There are increased number of studies on molecular mechanisms of mtDNA methylation-regulated alternations of gene transcription, protein synthesis, epigenetic inheritance, chromatin structure, and cell function. For example, the cytosine methylation of nuclear DNA at CpG sequences in the heavy strand promoter could influence the primary DNA compaction and transcription-initiation by up-regulating the binding affinity and multimerization of mitochondrial transcription factor A and factor-DNA recognition (Dostal and Churchill 2019). It is questioned whether regulatory mechanisms and factors vary between genome and mtDNA CpG methylations, how DNMTs and METTLs function between nuclear and mitochondria, and whether the modification of mitochondrial ribosomal RNA (mt-rRNAS) influences mtDNA methylation processes. The structure, amount, location, function, and regulation of those mtDNA methylation-associated enzymes and subtypes vary among organelles, cells, and species in response to different challenges. For example, 6 mA can be modified by METTL3, METTL4, METTL5, and others, highly dependent upon DNA or RNA, genome or mitochondria, and cell phenotypes. The mtDNA specificity of METTLs should be further clarified, especially in pathophysiological conditions. METTL15 could regulate cytosine N4-methylation at position 839 (m4C839) of the 12S small subunit in mt-rRNA to control the translation of mitochondrial protein-coding mRNAs and influence the capacity mitochondrial respiration (Chen et al. 2020). Importantly, mtDNA methylation contributes to transcription, processing, and decay of mitochondrial RNA, although roles of methyltransferase substrate specificities and modification patterns of mt-rRNAs in mtDNA methylation need to be defined. The interaction between mtDNA and mt-rRNA can be further understood during the reconstruction of whole mitochondrial genome through RNA sequencing.

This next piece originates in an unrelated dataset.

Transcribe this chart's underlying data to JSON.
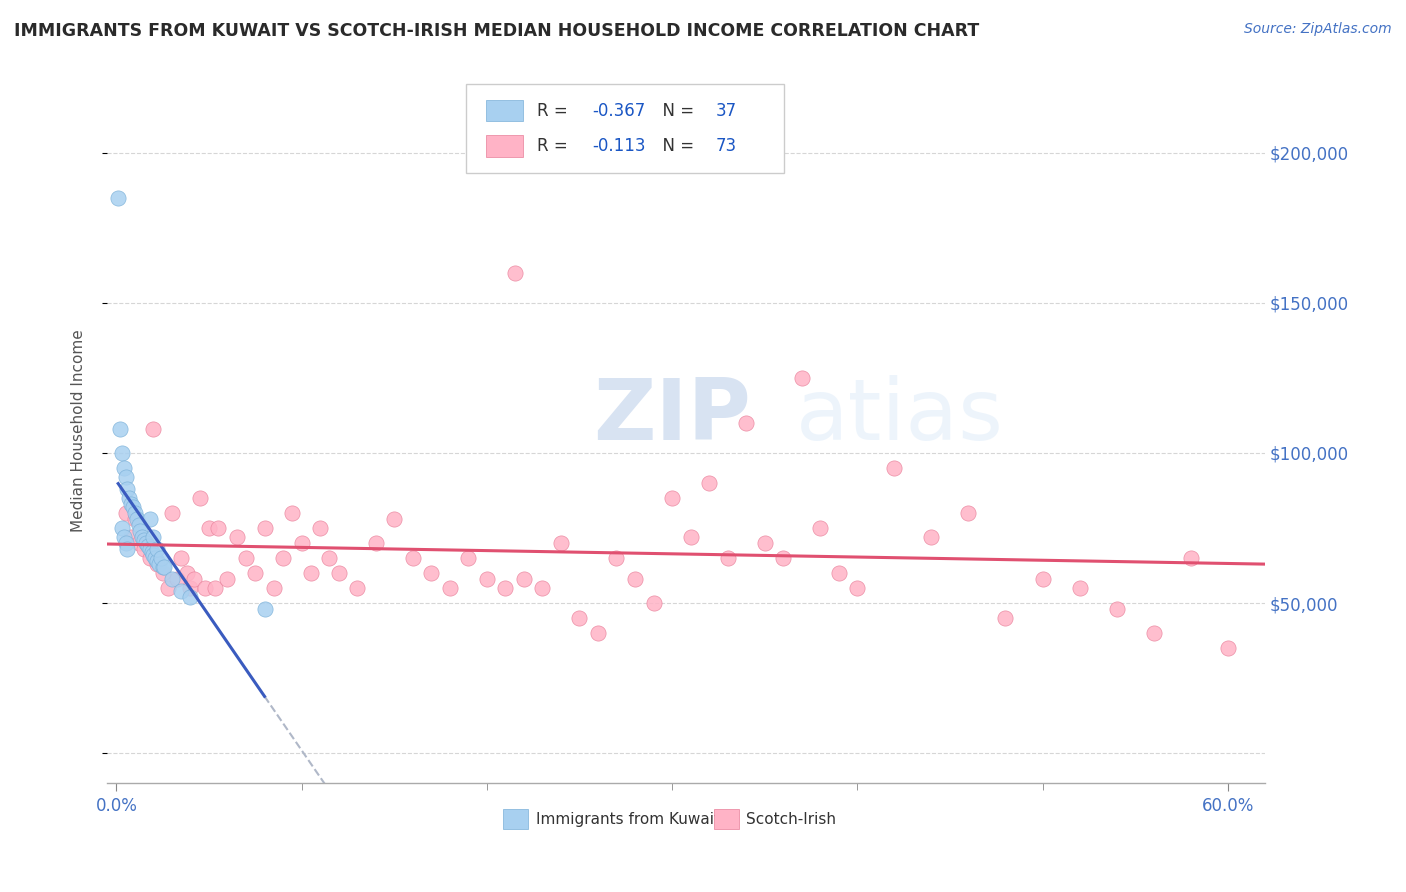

There are mtDNA methylation-specific and associated regulatory and functional networks, including mtDNAs, regulatory factors, methyltransferases, nucleotides, mt-rRNAs, and other epigenetic modifications. The exact function and regulation within the mtDNA methylation-associated networks, interaction of networks with genome DNA and other signal pathways, and decisive roles of networks in patient phenomes can be better explored using clinical trans-omics (Wang 2018). Breakthrough of mtDNA methylation-associated networks will be one of milestones in the journey of understanding mitochondrial function at a high level and discovering mitochondria-based biomarkers and therapeutic target, although the methodology to dynamically monitor mtDNA methylation and network function remains to be standardized, applicable, and repeatable (Gao et al. 2017). It is also important to define the molecular intercommunication between mtDNA methylation-associated networks with transcriptional and chromatin networks through single cell transcriptomes and target gene-specific editing. The mtDNA methylation-associated network should be a critical part of the epigenetic modification network in mitochondria and the part of genome DNA methylation-associated networks. Further studies are needed to address the intercommunication between mtDNA methylation and histone post-translational and chromatin modifications. Thus, we should pay special attention to mtDNA methylation-associated networks and target it as a breakthrough point in order to visualize the relationship among multi-networks and identify function-specific biomarkers and therapies.